When you access Baoquan.com through API, every requested payload need to be signed by RSA private key, so that Baoquan.com cannot falsify your data.

STEP 1: Log on Baoquan.com, go into the organisation “dashboard”, click the “key management”

_images/open_key_manager.png

STEP 2: Upload RSA public key

_images/create_key.png

You can refer to the following shell commend to create your own certificate:

openssl req -x509 -newkey rsa:1024 -nodes -keyout key.pem -out cert.pem

Paste the content of cert.pem file to the text box, and select Sandbox or Formal.

You can edit template in the formal environment, and those also can be used in the sandbox environment. But those will be cleaned periodically. So you should use sandbox access key in the development and test environment, and use formal access key in the production environment.

Note

Please keep your private key safe, in addition, we strongly recommend to use the certificate issued by CA institutes as your public key under the Formal environment.

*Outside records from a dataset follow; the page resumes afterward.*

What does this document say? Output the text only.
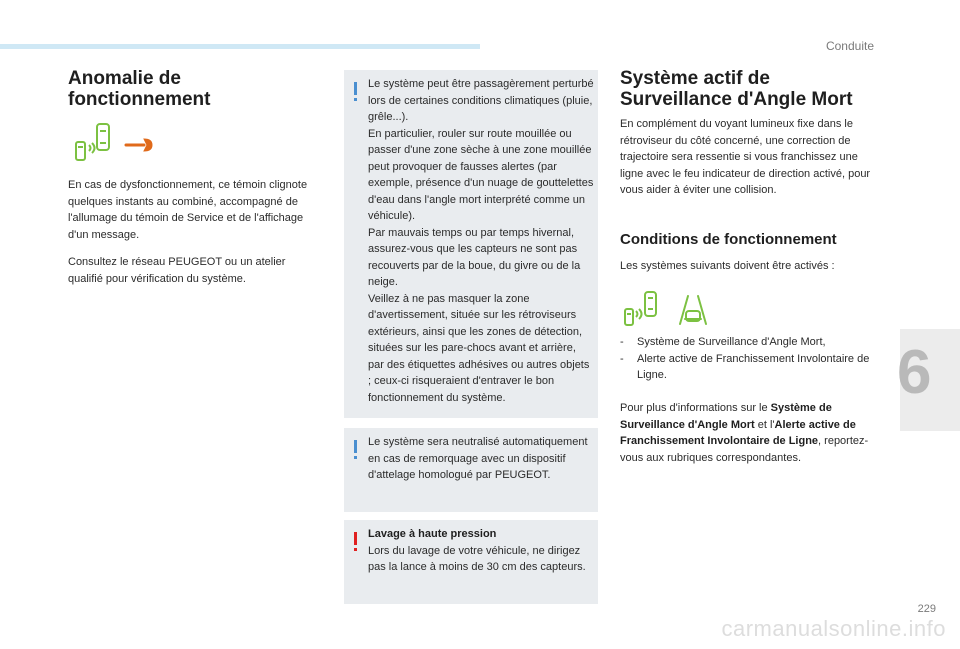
Conduite
6
Anomalie de
fonctionnement

En cas de dysfonctionnement, ce témoin clignote quelques instants au combiné, accompagné de l'allumage du témoin de Service et de l'affichage d'un message.

Consultez le réseau PEUGEOT ou un atelier qualifié pour vérification du système.

Le système peut être passagèrement perturbé lors de certaines conditions climatiques (pluie, grêle...).
En particulier, rouler sur route mouillée ou passer d'une zone sèche à une zone mouillée peut provoquer de fausses alertes (par exemple, présence d'un nuage de gouttelettes d'eau dans l'angle mort interprété comme un véhicule).
Par mauvais temps ou par temps hivernal, assurez-vous que les capteurs ne sont pas recouverts par de la boue, du givre ou de la neige.
Veillez à ne pas masquer la zone d'avertissement, située sur les rétroviseurs extérieurs, ainsi que les zones de détection, situées sur les pare-chocs avant et arrière, par des étiquettes adhésives ou autres objets ; ceux-ci risqueraient d'entraver le bon fonctionnement du système.

Le système sera neutralisé automatiquement en cas de remorquage avec un dispositif d'attelage homologué par PEUGEOT.

Lavage à haute pression
Lors du lavage de votre véhicule, ne dirigez pas la lance à moins de 30 cm des capteurs.

Système actif de
Surveillance d'Angle Mort

En complément du voyant lumineux fixe dans le rétroviseur du côté concerné, une correction de trajectoire sera ressentie si vous franchissez une ligne avec le feu indicateur de direction activé, pour vous aider à éviter une collision.

Conditions de fonctionnement

Les systèmes suivants doivent être activés :

- Système de Surveillance d'Angle Mort,
- Alerte active de Franchissement Involontaire de Ligne.

Pour plus d'informations sur le Système de Surveillance d'Angle Mort et l'Alerte active de Franchissement Involontaire de Ligne, reportez-vous aux rubriques correspondantes.

229
carmanualsonline.info
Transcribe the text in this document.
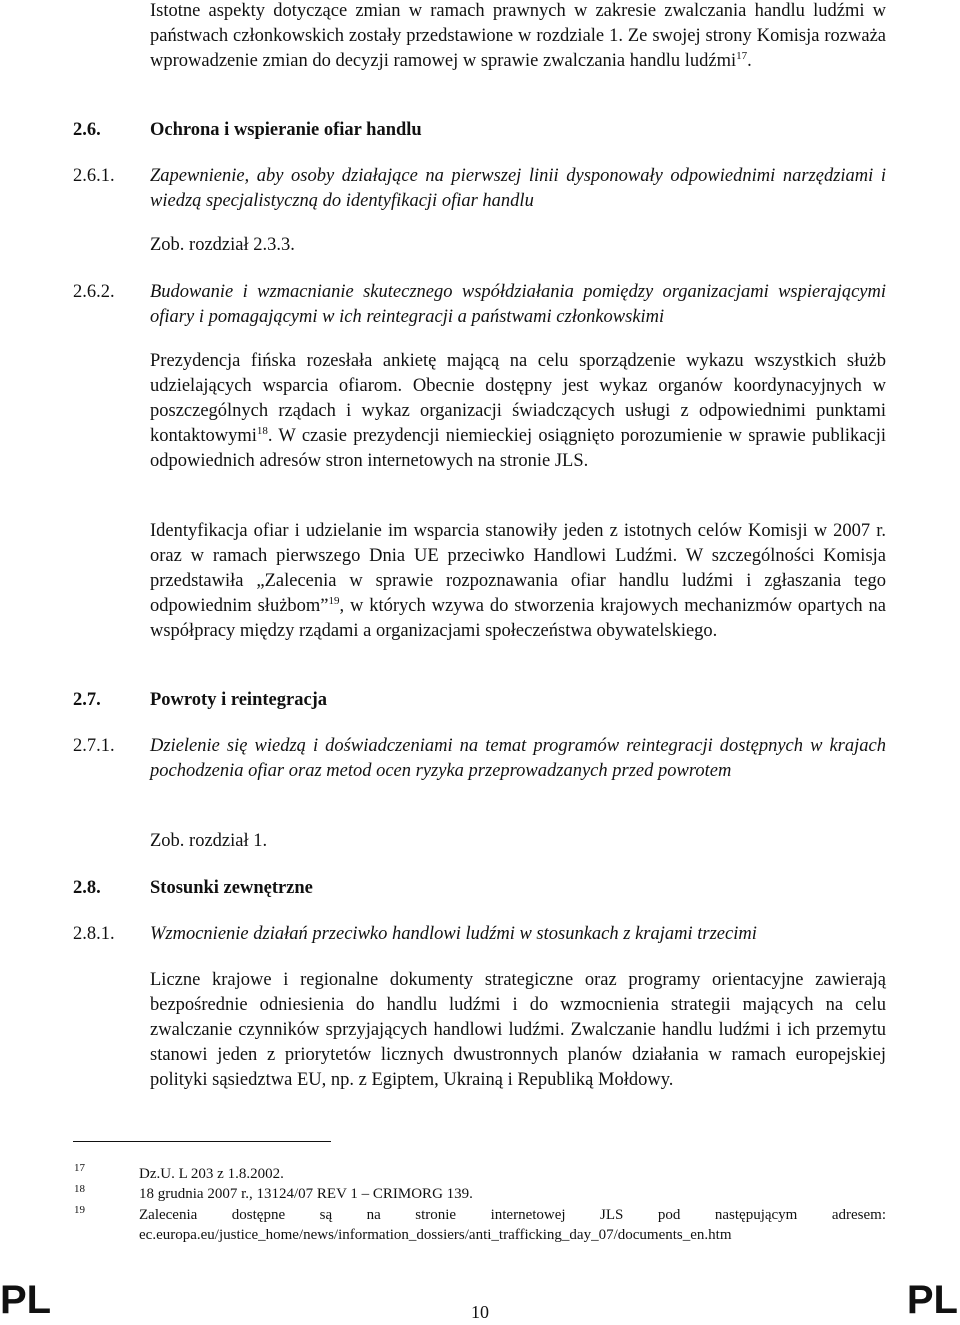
Istotne aspekty dotyczące zmian w ramach prawnych w zakresie zwalczania handlu ludźmi w państwach członkowskich zostały przedstawione w rozdziale 1. Ze swojej strony Komisja rozważa wprowadzenie zmian do decyzji ramowej w sprawie zwalczania handlu ludźmi$^{17}$.
2.6.	Ochrona i wspieranie ofiar handlu
2.6.1. Zapewnienie, aby osoby działające na pierwszej linii dysponowały odpowiednimi narzędziami i wiedzą specjalistyczną do identyfikacji ofiar handlu
Zob. rozdział 2.3.3.
2.6.2. Budowanie i wzmacnianie skutecznego współdziałania pomiędzy organizacjami wspierającymi ofiary i pomagającymi w ich reintegracji a państwami członkowskimi
Prezydencja fińska rozesłała ankietę mającą na celu sporządzenie wykazu wszystkich służb udzielających wsparcia ofiarom. Obecnie dostępny jest wykaz organów koordynacyjnych w poszczególnych rządach i wykaz organizacji świadczących usługi z odpowiednimi punktami kontaktowymi$^{18}$. W czasie prezydencji niemieckiej osiągnięto porozumienie w sprawie publikacji odpowiednich adresów stron internetowych na stronie JLS.
Identyfikacja ofiar i udzielanie im wsparcia stanowiły jeden z istotnych celów Komisji w 2007 r. oraz w ramach pierwszego Dnia UE przeciwko Handlowi Ludźmi. W szczególności Komisja przedstawiła „Zalecenia w sprawie rozpoznawania ofiar handlu ludźmi i zgłaszania tego odpowiednim służbom”$^{19}$, w których wzywa do stworzenia krajowych mechanizmów opartych na współpracy między rządami a organizacjami społeczeństwa obywatelskiego.
2.7.	Powroty i reintegracja
2.7.1. Dzielenie się wiedzą i doświadczeniami na temat programów reintegracji dostępnych w krajach pochodzenia ofiar oraz metod ocen ryzyka przeprowadzanych przed powrotem
Zob. rozdział 1.
2.8.	Stosunki zewnętrzne
2.8.1. Wzmocnienie działań przeciwko handlowi ludźmi w stosunkach z krajami trzecimi
Liczne krajowe i regionalne dokumenty strategiczne oraz programy orientacyjne zawierają bezpośrednie odniesienia do handlu ludźmi i do wzmocnienia strategii mających na celu zwalczanie czynników sprzyjających handlowi ludźmi. Zwalczanie handlu ludźmi i ich przemytu stanowi jeden z priorytetów licznych dwustronnych planów działania w ramach europejskiej polityki sąsiedztwa EU, np. z Egiptem, Ukrainą i Republiką Mołdowy.
17	Dz.U. L 203 z 1.8.2002.
18	18 grudnia 2007 r., 13124/07 REV 1 – CRIMORG 139.
19	Zalecenia dostępne są na stronie internetowej JLS pod następującym adresem: ec.europa.eu/justice_home/news/information_dossiers/anti_trafficking_day_07/documents_en.htm
PL	10	PL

STEP 3: Construct signature

Once RSA public key has been successfully uploaded, member will obtain a Access Key as shown below:

_images/use_key.png

Assume the data waiting for signature is:

{
        "request_id": "2XiTgZ2oVrBgGqKQ1ruCKh",
        "access_key": "2y7cg8kmoGDrDBXJLaizoD",
        "tonce": 1464594744,
        "payload": {
                "template_id": "2hSWTZ4oqVEJKAmK2RiyT4",
        }
}

The process of signing described in Java code is as the following:

// RSA Private Key file path
String keyFile = "/path/to/rsa_key.pem";

// Request Data
String requestId = "2XiTgZ2oVrBgGqKQ1ruCKh";
String accessKey = "2y7cg8kmoGDrDBXJLaizoD";
String tonce = 1464594744;
String payload = "{\"template_id\": \"2hSWTZ4oqVEJKAmK2RiyT4\"}";

// API path
String apiVersion = "v1";
String apiName = "attestations";
String path = String.format("/api/%s/%s", apiVersion, apiName);

// Data waiting for signature = request+API Path+requestId+accessKey+tonce+payload
String data = "".concat("POST").concat(path).concat(requestId).concat(accessKey).concat(tonce).concat(payload);

// Build signature
PEMReader pemReader = new PEMReader(new InputStreamReader(new FileInputStream(keyFile)));
PKCS8EncodedKeySpec pkcs8EncodedKeySpec = new PKCS8EncodedKeySpec(pemReader.readPemObject().getContent());
pemReader.close();
KeyFactory keyFactory = KeyFactory.getInstance("RSA");
PrivateKey privateKey = keyFactory.generatePrivate(pkcs8EncodedKeySpec);
Signature signature = Signature.getInstance("SHA256WithRSA");
signature.initSign(privateKey);
signature.update(data.getBytes("UTF-8"));

// After signature encoded by Base64, the value you get is the value of signature field in requested data
String signatureEncoded = Base64.getEncoder().encodeToString(signature.sign());

Note

The signature method applied is SHA256WithRSA, you need to used UTF-8 encode format to transform signed data from strings to bytes.